まず卵胞ホルモンを子宮内膜が6ミリ以上の厚さになるまで投与する。次に内膜の最終調整を行う黄体ホルモンを5日間投与し、同じ日数をかけて培養した受精卵を子宮に移す。
着床のタイミングは黄体ホルモン投与開始から5日目の女性が多いが、ずれてうまく着床しない人が少数いることが知られていた。
この着床のタイミングを遺伝子の働きから計ろうと、スペインの検査会社「アイジェノミクス」は、「子宮内膜着床能(ERA)検査」を開発した。
現在、この検査は、世界中で月間1000件以上行われている。日米の生殖医学会でも研究発表が相次いだ。国内ではすでに約50の不妊治療クリニックで検査を受け付けており、価格は15万円前後という。
■遺伝子を解析
検査は、黄体ホルモンを投与して5日目の女性の子宮内膜のごく一部をクリニックが採取し、アイジェノミクス社に送付。

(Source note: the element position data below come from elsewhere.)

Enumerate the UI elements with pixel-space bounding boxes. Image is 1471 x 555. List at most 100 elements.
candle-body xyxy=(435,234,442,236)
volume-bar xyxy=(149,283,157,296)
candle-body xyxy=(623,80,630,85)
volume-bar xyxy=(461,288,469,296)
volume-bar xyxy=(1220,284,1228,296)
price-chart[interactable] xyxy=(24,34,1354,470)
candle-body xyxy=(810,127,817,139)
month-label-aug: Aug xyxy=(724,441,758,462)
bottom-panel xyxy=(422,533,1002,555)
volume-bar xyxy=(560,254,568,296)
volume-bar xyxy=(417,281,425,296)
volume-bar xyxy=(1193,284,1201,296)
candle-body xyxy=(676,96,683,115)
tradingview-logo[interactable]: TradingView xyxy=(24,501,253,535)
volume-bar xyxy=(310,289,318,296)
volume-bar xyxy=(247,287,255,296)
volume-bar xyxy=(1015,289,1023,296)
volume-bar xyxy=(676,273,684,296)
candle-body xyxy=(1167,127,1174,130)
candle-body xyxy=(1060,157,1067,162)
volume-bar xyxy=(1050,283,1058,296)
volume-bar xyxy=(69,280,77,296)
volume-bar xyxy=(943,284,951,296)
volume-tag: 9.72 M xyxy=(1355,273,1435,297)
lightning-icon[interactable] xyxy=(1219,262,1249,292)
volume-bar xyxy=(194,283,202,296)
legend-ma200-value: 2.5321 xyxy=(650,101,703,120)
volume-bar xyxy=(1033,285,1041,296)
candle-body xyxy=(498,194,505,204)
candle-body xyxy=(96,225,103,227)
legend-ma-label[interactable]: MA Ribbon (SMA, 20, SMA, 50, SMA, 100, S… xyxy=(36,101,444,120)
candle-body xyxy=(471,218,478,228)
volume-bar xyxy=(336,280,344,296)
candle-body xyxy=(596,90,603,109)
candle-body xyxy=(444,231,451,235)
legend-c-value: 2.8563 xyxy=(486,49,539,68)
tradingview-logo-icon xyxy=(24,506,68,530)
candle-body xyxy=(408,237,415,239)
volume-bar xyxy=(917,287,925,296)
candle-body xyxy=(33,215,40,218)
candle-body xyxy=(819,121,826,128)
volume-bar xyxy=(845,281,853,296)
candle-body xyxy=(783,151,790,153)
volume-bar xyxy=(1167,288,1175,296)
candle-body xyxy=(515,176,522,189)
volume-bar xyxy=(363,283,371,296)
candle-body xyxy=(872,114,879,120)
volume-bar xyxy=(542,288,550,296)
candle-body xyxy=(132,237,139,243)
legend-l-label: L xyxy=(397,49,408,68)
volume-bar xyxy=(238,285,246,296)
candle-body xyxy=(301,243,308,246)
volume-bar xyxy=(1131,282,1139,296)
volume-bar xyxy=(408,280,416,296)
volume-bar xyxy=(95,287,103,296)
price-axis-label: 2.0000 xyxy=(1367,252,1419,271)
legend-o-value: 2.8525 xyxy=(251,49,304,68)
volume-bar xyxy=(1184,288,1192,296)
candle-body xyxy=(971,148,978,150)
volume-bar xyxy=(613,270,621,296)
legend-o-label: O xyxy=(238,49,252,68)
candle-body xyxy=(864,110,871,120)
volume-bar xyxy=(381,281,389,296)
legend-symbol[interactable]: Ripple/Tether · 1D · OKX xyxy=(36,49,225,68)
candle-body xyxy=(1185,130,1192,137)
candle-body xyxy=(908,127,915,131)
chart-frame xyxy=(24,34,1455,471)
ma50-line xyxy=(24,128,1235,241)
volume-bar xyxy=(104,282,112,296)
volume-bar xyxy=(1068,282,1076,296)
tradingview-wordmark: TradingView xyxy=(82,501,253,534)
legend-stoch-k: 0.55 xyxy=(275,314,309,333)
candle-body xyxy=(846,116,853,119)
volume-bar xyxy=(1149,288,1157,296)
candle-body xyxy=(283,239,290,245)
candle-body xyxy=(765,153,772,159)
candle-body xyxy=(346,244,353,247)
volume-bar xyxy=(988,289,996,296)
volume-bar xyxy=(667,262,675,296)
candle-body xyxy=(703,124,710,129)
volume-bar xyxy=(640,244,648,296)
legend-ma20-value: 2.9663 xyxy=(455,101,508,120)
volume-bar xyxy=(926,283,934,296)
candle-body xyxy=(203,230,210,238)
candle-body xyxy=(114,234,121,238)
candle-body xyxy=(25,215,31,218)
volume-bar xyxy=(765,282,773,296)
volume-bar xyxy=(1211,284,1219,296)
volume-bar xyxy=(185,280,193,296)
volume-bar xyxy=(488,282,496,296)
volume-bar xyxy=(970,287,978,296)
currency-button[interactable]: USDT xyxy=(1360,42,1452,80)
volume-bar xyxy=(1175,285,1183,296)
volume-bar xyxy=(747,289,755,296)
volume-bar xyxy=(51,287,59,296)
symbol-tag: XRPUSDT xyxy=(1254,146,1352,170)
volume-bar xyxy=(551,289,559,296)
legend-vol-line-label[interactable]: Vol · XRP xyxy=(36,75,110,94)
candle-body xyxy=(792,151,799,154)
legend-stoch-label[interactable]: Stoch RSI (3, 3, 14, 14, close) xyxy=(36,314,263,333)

アイジェノミクス社は、高速で遺伝子を読み取る次世代シーケンサーにかける。
調べる遺伝子は236種類。粘液の分泌や炎症反応などの役割を持つ個々の遺伝子の働き具合を解析する。それによって、着床のタイミングが5日目でぴったりなのか、前後にずれているのかがわかるという。結果は約2週間で出る。
アイジェノミクス社による3万件の検査結果の集計によると、タイミングが「5日目でぴったり」は71%、5日目では「まだ早い」が25%、「もう遅い」が4%だった。
また、アイジェノミクス社によると、体外受精の手法の一つである凍結胚移植にERA検査での調整を加えると、着床率と継続妊娠率はそれぞれ6・4ポイント、10・5ポイント高まるという。
ERA検査を受ける前、Aさんは子宮に受精卵を11回移植。1回は流産し、10回は着床・妊娠しなかった。検査で最適とされた6日目で移植し、妊娠に成功。昨年夏に女児が生まれた。「もっと早くやっていれば良かった。でも、娘が生まれて本当に幸せ」と話す。
Aさんの体外受精に携わった医療法人「オーク会」(大阪市)の医師、田口早桐(さぎり)さんは「着床失敗は、受精卵に問題があるのか、子宮内膜なのか、両方なのかわからないことが多い。ただ、検査で着床に最適な時期がずれていることがわかれば、それを補正することで少しでも赤ちゃんが生まれる確率を高めることができる」と話す。
兵庫医科大学教授(産科婦人科学)の柴原浩章さんは「受精卵に比べると子宮内膜の検査は倫理面の課題も少なく、今後も広がっていくと思う。何度も着床不全を繰り返す女性にとっては一つの有効な選択肢ではないか」と指摘する。